- Harry Lyons 1888 baseball card for the St. Louis Browns
- Outfielder
- Born: March 25, 1866 Chester, Pennsylvania, U.S.
- Died: June 28, 1912 (aged 46) Mauricetown, New Jersey, U.S.
- Batted: RightThrew: Right

MLB debut
- August 29, 1887, for the Philadelphia Phillies

Last MLB appearance
- July 4, 1893, for the New York Giants

MLB statistics
- Batting average: .234
- Hits: 401
- Stolen bases: 120
- Stats at Baseball Reference

Teams
- Philadelphia Phillies (1887); St. Louis Browns (1887–1888); New York Giants (1889); Rochester Broncos (1890); New York Giants (1892–1893);

= Harry Lyons (baseball) =

American baseball player (1866–1912)

Harry Pratt Lyons (March 25, 1866 – June 28, 1912) was an American outfielder for the Philadelphia Phillies, St. Louis Browns, New York Giants, and Rochester Broncos from 1887 to 1893.

==Early life==
Lyons was born March 25, 1866, in Chester, Pennsylvania.

==Career==
He played for multiple minor league baseball teams including Ashland in the Central Pennsylvania League, Binghamton in the International Association of Professional Base Ball Players, the Buffalo Bisons, the Jersey City Skeeters, the Oswego Starchboxes, Portland Maine in the New England League, the Providence Grays, and the Worcester Grays.

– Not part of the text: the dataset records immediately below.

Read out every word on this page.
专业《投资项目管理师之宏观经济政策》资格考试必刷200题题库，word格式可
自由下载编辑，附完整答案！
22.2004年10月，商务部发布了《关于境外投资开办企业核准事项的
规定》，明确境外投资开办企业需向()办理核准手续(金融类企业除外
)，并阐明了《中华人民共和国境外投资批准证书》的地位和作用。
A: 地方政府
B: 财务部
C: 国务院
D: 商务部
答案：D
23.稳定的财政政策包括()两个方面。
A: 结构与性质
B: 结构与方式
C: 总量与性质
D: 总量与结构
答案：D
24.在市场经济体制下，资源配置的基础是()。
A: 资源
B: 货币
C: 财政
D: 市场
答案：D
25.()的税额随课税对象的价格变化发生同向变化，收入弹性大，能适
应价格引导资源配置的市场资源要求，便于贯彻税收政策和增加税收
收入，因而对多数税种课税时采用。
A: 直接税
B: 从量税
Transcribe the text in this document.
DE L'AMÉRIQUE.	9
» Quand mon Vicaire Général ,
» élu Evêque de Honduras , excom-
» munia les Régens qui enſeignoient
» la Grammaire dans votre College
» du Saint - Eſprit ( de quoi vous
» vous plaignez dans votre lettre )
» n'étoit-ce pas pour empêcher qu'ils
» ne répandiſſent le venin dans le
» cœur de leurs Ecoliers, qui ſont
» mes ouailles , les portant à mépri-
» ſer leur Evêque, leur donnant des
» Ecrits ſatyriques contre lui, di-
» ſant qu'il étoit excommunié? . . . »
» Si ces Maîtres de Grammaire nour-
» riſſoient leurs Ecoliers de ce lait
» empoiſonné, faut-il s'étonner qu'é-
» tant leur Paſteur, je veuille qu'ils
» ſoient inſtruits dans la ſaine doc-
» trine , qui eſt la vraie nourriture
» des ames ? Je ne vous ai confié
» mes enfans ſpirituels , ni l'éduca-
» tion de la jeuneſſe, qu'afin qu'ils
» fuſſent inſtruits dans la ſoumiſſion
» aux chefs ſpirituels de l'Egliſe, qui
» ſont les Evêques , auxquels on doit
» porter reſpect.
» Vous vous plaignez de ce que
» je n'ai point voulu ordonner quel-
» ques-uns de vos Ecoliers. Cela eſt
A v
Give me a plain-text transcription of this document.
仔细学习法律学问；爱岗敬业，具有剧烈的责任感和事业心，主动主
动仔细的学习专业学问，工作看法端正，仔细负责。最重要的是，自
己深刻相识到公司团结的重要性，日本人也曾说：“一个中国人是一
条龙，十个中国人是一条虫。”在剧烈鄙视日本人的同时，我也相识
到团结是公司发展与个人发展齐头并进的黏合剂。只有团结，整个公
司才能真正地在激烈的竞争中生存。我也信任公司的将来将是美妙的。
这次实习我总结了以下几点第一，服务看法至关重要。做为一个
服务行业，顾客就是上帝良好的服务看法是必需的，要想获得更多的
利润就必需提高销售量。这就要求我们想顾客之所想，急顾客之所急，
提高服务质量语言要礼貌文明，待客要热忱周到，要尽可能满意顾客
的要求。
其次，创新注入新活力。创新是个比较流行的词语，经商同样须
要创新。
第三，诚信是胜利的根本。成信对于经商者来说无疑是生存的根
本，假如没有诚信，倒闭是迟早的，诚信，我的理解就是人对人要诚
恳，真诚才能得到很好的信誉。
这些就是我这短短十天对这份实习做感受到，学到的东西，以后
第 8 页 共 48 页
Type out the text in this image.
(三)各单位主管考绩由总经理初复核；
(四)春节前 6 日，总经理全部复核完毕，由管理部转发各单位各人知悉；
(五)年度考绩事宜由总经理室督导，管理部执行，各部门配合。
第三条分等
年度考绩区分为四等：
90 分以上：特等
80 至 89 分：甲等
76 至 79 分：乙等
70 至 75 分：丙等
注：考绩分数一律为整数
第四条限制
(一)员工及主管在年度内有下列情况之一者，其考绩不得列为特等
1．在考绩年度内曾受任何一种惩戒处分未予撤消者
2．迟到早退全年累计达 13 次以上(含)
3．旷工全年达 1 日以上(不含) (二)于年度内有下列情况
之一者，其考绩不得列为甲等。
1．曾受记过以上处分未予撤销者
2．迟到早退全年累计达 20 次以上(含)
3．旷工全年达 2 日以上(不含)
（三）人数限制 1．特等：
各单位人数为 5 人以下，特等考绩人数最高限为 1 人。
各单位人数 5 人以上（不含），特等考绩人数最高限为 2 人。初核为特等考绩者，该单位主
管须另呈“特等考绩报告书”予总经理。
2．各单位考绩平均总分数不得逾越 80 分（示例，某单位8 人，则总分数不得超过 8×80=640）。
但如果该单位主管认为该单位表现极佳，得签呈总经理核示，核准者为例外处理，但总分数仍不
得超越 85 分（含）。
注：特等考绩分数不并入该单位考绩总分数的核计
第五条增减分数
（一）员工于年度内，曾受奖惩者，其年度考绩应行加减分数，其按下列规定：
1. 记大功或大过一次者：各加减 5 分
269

He played as an outfielder in major league baseball for the Philadelphia Phillies in 1887, the St. Louis Browns from 1887 to 1889, the New York Giants in 1890, the Rochester Broncos in 1890, and the New York Giants again from 1892 to 1893.

He worked for the Philadelphia Water Department as an office clerk. He died June 28, 1912, in Buckshutem, New Jersey, and was interred at West Laurel Hill Cemetery in Bala Cynwyd, Pennsylvania.